Bafra Stadium
- Address: Gazi Paşa Mah. Stad Cad., Bafra
- Location: Bafra, Samsun, Turkey
- Coordinates: 41°34′20″N 35°54′43″E﻿ / ﻿41.57222°N 35.91194°E
- Capacity: 5,000

Construction
- Groundbreaking: February 12, 2014
- Opened: August 30, 2014; 12 years ago
- Cost: ₺ 8.855 million (approx. US$ 4.1 million)

Tenant
- 2017 Summer Deaflympics

= Bafra Stadium =

Football stadium in Bafra, Samsun, Turkey

Bafra Stadium, also known as the New City Stadium of Bafra, (Bafra Stadyumu or Bafra Yeni Şehir Stadyumu) is a football stadium located in Bafra district of Samsun Province, northern Turkey.

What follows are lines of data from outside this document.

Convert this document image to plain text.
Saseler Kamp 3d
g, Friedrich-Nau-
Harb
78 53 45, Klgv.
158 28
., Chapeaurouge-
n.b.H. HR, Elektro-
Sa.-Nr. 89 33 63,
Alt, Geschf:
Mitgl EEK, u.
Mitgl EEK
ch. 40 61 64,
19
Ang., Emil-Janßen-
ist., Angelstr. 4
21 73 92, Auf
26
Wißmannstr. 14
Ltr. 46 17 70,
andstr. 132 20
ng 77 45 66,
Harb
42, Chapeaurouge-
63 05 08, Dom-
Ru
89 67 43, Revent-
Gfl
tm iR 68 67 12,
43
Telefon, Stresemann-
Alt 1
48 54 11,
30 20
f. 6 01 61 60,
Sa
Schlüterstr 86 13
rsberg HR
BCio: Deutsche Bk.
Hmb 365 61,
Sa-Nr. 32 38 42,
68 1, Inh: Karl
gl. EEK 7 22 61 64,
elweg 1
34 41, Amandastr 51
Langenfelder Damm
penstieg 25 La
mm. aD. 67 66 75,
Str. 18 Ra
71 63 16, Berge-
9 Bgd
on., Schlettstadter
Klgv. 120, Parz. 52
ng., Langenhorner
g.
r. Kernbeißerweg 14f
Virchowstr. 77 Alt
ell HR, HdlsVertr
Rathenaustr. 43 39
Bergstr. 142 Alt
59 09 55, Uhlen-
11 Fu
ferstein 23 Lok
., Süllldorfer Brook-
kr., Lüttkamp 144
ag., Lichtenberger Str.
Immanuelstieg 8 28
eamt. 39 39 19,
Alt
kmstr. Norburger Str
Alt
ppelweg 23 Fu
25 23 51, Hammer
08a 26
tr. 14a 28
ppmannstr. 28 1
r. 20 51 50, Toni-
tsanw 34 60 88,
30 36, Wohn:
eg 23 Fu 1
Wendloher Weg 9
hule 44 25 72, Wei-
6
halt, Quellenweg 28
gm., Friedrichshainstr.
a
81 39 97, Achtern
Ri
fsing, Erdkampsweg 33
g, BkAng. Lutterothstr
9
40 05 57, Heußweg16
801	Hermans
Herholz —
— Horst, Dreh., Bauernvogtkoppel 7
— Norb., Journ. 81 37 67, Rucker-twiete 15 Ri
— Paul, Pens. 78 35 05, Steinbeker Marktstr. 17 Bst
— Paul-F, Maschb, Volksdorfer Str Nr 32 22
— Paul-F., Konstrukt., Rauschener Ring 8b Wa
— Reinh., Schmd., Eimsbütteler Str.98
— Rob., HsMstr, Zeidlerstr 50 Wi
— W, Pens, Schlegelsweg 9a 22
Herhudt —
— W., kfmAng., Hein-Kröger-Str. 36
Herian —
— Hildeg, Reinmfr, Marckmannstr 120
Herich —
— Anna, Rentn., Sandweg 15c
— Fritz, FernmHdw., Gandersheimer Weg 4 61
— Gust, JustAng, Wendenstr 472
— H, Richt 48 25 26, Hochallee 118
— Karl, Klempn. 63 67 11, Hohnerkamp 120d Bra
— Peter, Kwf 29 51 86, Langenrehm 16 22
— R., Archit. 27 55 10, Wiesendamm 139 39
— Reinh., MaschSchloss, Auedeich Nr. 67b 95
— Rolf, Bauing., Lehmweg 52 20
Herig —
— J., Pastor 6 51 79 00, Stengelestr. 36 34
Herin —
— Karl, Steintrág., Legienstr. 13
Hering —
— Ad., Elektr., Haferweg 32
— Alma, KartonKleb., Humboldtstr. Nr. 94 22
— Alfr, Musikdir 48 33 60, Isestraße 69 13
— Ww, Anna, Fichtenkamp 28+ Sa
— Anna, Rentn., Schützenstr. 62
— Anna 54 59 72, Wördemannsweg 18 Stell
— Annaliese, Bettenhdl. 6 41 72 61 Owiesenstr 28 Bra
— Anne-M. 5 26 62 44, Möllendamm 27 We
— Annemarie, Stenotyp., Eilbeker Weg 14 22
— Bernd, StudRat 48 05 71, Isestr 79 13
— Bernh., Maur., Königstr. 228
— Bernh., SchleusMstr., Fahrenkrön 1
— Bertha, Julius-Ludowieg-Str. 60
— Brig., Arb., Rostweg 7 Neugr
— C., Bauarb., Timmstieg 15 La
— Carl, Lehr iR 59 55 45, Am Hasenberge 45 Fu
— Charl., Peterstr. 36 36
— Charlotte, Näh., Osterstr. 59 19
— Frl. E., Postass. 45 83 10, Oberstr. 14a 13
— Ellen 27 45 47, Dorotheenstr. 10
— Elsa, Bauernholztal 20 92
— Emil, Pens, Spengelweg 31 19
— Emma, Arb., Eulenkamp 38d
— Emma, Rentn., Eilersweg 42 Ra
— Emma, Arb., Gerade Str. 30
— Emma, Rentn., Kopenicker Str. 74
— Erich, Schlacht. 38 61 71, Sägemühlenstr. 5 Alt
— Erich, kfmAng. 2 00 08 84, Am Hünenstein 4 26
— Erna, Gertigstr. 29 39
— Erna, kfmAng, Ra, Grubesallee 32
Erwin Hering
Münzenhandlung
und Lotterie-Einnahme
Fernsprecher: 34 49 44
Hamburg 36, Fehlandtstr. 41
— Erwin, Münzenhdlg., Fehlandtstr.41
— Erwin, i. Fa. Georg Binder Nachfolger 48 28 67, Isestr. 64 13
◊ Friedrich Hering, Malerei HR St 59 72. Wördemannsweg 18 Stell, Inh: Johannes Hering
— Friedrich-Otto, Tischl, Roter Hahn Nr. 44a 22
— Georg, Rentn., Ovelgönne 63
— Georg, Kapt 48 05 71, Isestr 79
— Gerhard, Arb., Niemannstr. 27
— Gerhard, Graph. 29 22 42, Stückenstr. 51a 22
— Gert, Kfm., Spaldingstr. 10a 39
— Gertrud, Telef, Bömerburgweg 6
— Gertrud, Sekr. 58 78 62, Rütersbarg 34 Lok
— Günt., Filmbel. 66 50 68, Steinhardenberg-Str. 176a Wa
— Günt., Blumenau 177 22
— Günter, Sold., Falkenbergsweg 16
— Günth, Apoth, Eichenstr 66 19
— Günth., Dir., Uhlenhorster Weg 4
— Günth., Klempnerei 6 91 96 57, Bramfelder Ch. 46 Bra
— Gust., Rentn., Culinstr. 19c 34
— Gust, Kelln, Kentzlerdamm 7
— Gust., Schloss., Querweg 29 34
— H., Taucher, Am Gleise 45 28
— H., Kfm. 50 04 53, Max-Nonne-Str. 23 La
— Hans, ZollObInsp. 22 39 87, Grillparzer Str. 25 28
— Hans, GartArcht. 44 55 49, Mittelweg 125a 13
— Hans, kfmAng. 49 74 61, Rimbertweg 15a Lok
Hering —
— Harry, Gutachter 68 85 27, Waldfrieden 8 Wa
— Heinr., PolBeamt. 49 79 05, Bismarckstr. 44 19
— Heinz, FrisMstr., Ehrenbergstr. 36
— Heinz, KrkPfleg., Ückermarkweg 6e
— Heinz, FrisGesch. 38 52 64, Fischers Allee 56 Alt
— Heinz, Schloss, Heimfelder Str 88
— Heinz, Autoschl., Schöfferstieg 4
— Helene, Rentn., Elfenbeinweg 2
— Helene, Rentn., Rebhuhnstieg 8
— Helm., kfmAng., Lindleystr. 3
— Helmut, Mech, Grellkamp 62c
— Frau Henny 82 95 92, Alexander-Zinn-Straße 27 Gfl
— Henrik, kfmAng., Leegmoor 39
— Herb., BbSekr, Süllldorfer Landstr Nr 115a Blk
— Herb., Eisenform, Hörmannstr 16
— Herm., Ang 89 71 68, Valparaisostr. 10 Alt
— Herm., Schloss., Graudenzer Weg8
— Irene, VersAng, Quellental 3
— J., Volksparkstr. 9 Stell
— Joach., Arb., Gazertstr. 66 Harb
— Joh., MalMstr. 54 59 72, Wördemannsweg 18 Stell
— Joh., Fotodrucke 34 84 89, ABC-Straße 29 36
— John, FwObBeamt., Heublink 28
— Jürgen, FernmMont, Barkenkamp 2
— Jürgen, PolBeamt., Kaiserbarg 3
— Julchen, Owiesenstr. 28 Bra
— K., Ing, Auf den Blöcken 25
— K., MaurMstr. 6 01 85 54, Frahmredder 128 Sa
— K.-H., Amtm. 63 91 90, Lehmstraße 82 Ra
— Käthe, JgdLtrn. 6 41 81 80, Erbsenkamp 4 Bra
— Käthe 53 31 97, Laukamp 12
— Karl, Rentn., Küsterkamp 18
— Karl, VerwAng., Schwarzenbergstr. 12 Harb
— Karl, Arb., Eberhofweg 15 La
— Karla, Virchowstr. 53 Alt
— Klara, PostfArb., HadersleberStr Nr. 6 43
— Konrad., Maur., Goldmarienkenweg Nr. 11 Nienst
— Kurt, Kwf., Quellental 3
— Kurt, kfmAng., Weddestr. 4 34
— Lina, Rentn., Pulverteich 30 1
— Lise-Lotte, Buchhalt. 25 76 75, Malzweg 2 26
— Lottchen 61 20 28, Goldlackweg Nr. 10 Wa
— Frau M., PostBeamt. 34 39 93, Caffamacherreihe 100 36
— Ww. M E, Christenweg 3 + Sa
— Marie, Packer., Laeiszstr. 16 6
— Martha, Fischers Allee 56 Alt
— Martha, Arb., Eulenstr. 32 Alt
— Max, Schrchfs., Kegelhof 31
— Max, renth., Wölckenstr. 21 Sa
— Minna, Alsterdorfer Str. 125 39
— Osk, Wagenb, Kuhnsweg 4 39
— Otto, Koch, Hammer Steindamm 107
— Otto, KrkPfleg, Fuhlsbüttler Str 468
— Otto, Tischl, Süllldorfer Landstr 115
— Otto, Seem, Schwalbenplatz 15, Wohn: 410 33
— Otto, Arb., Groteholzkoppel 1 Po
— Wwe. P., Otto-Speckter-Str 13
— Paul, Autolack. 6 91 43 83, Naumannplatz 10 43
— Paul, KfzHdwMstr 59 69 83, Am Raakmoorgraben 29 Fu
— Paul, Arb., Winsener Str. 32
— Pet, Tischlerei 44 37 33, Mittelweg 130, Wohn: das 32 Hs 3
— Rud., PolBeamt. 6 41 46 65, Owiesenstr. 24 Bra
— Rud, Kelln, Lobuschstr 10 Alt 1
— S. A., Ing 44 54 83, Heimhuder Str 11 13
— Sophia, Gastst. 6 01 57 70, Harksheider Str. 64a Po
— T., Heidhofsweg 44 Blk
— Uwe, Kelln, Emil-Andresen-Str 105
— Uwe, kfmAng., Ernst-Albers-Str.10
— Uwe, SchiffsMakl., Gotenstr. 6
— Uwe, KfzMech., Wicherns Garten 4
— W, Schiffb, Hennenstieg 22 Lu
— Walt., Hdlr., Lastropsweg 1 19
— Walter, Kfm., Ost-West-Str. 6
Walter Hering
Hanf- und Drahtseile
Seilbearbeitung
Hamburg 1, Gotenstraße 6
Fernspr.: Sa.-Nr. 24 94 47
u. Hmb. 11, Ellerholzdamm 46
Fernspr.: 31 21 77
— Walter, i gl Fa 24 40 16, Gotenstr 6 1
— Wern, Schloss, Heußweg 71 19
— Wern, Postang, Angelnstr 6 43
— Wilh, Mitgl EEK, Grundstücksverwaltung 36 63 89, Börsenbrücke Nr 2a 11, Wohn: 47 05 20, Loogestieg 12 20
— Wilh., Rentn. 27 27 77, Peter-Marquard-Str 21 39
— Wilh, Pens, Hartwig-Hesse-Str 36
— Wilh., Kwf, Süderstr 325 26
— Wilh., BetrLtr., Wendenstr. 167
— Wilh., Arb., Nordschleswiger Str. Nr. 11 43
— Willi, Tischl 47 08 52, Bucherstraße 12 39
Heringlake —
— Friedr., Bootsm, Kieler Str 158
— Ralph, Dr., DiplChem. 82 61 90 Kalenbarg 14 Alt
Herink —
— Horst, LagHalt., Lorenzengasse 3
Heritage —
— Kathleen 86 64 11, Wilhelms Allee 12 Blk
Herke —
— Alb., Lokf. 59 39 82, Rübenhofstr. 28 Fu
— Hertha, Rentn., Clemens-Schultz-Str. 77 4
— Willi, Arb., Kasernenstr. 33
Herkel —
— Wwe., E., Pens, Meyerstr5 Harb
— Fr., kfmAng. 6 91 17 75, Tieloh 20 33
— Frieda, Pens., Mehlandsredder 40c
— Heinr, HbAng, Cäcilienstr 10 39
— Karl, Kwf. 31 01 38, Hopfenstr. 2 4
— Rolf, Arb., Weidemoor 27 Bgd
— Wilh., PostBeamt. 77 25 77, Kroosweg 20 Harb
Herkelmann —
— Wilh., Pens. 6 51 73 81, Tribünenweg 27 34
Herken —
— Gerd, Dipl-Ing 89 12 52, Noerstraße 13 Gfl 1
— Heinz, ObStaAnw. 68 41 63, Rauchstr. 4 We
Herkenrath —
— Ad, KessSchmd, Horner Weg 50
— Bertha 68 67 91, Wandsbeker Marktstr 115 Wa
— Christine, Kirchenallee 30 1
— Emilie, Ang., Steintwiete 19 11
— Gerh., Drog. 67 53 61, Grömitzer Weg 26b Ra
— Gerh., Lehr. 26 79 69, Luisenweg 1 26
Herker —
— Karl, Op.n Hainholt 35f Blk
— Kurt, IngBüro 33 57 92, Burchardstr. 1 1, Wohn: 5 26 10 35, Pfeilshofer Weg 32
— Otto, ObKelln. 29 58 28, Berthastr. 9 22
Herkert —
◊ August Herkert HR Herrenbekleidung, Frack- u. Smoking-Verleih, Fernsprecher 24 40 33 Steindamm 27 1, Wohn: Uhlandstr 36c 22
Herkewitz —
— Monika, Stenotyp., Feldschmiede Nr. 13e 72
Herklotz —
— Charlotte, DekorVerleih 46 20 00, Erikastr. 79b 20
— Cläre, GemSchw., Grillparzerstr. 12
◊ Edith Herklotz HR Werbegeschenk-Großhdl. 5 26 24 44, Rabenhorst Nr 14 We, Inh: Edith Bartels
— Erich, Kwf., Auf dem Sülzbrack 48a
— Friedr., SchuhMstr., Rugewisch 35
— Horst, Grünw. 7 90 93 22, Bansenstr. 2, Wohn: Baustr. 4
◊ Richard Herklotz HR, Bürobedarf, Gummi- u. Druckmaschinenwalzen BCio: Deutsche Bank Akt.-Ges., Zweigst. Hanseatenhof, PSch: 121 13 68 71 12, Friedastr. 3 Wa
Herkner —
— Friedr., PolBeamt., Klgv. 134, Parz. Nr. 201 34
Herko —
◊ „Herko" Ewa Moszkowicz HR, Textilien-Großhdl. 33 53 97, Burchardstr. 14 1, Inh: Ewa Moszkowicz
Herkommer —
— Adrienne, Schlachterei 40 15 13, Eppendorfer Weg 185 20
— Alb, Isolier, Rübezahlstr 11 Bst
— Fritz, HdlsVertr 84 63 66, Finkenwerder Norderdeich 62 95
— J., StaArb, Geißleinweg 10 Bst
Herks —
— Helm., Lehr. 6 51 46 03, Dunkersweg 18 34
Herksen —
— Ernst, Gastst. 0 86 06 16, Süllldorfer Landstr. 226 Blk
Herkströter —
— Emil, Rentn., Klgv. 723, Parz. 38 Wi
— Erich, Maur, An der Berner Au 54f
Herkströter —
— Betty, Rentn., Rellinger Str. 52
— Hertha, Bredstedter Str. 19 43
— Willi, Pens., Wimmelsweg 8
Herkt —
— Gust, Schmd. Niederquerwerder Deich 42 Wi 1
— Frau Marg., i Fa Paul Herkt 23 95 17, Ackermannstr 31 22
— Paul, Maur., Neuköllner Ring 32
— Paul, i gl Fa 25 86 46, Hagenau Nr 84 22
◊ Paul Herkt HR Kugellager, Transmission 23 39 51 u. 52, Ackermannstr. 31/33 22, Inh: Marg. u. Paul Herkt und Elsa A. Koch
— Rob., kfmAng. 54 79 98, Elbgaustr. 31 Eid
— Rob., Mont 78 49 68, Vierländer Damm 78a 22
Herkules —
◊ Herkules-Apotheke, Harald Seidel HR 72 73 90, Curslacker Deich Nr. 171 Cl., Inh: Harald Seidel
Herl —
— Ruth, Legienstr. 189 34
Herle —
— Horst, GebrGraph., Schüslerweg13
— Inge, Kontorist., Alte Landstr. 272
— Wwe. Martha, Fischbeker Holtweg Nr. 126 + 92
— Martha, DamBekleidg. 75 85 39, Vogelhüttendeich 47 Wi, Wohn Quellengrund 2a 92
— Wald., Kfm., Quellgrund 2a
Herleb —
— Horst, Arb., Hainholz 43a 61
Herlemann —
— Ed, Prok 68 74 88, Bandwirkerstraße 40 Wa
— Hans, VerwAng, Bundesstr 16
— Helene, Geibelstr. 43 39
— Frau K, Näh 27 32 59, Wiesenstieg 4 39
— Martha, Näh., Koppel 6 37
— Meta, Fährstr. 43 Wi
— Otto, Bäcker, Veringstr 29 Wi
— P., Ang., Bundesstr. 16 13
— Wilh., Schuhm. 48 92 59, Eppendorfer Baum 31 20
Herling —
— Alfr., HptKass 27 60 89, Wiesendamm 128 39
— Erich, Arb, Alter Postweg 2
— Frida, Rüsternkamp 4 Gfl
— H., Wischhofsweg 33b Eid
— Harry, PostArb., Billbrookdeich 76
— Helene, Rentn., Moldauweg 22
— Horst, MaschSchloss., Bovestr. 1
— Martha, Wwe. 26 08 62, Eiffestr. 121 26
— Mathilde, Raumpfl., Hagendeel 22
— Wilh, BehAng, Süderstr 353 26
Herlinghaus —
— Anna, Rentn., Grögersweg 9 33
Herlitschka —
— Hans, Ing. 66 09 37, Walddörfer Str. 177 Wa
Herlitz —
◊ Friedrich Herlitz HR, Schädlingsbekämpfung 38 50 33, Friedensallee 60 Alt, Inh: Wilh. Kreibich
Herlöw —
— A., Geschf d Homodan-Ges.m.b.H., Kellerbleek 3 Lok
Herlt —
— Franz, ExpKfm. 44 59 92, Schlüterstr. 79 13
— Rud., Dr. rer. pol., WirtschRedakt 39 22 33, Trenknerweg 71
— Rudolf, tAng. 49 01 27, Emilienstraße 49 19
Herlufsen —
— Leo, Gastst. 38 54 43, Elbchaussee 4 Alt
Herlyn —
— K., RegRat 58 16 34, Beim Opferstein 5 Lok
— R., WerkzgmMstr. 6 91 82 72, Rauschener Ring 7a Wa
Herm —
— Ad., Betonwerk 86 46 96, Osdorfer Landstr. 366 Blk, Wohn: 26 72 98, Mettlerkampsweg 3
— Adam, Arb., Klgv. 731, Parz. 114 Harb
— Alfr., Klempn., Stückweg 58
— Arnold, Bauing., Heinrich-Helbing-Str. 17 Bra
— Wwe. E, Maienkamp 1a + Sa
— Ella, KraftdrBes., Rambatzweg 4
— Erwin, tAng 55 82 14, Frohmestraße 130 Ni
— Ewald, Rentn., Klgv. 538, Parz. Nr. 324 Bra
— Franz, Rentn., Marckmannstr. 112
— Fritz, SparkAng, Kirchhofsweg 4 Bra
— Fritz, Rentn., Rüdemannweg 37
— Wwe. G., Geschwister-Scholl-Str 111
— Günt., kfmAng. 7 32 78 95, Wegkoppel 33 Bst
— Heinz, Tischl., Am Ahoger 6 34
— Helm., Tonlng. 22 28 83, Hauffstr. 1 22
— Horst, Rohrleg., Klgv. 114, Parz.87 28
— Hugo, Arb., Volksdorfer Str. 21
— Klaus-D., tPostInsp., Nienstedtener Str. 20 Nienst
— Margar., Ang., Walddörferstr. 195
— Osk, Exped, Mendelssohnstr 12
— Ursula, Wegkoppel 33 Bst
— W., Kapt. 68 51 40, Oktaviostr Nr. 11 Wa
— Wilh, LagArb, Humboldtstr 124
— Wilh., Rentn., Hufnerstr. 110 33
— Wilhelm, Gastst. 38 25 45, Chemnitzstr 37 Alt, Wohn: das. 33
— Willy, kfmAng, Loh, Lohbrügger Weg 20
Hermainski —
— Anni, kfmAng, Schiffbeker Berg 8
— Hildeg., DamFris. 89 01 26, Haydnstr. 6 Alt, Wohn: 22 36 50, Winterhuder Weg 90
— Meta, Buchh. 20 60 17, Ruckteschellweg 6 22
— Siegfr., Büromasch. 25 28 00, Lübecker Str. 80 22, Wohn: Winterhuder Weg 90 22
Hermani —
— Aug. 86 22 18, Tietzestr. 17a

The stadium is situated in Stad Cad. of Gazi Paşa neighborhood in Bafra. It is the home ground of 1930 Bafraspor, which play in the Regional Amateur League. Groundbreaking for the construction of the sports hall took place on February 12, 2014. It was opened on August 30, 2014. A pitch of artificial turf is annexed to the stadium. The construction cost 8.855 million (approx. US$4.1 million). The venue has a seating capacity for 5,000 spectators. It replaced the old stadium, which was built between 1974 and 1978, and demolished in 2017 after serving 39 years.

==International events hosted==
The venue hosted the football events of the 2017 Summer Deaflympics.